Fassbinder: “Yes, sure. There’s no reason to exist when you don’t have a goal any more.”

This passage from Fassbinder’s Performing Arts Journal interview (direct link) haunts with the knowledge of his tragic end. And certainly Fassbinder’s films, in which characters regularly meet tragedy, are hardly “utopian” in the most obvious sense of the word. But Fassbinder’s work as part of a battle against the “destruction of individuals’ utopias becomes more apparent when taking into consideration what the politics of his work is attempting to accomplish. As the director states earlier in the interview,

“It seems to me the society I live in is shaped not by happiness and freedom but rather by oppression, fear, and guilt.
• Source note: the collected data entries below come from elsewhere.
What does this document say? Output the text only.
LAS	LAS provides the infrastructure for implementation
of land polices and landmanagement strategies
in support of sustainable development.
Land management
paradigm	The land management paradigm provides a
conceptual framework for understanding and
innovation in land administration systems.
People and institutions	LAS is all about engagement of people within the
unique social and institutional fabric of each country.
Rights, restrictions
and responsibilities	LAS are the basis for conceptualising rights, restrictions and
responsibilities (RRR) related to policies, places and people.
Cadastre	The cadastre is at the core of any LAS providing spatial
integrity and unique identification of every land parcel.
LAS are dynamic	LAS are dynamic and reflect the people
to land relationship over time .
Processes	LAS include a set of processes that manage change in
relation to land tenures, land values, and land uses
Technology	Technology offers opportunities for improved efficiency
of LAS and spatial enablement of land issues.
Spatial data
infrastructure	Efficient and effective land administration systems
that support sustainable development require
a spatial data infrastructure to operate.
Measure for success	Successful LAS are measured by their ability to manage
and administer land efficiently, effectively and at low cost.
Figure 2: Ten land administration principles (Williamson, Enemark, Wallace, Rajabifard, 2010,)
In my opinion, what we’re taught to experience as happiness is a pretext that a society shaped by various forms of compulsion offers the individual. And I’m not about to accept that offer.”

Fassbinder’s films are organized around a project of disabusing audiences of this counterfeit notion of happiness.

Filmmaking is Actively Political

What We’ve Learned

With an incredibly prolific output that followed him until his abrupt death of a drug overdose at the age of 37, Rainer Werner Fassbinder’s life and career is too easily subject to the romantic and tragic myth of a high-velocity, hard-living genius who burned out from both excessive creativity and excessive living. The ceaseless work of Fassbinder remains astounding, and his outsized personality a marvel of a filmmaker asserting himself on the global stage. But it’s just as easily important to understand how his politics, reputation, and films were all intertwined within the work of a filmmaker who refused to accept easy or received notions of justice, traditional boundaries between Hollywood and the arthouse, and existing hierarchies of “good” taste.

The films of Fassbinder balance seeming contradictions or polarities ‐ romance and tragedy being one of many ‐ borne of a filmmaker constantly wrestling with ideas, institutions, social norms, and the people around him. Sometimes the restless alchemy of dysfunction can produce something incredible.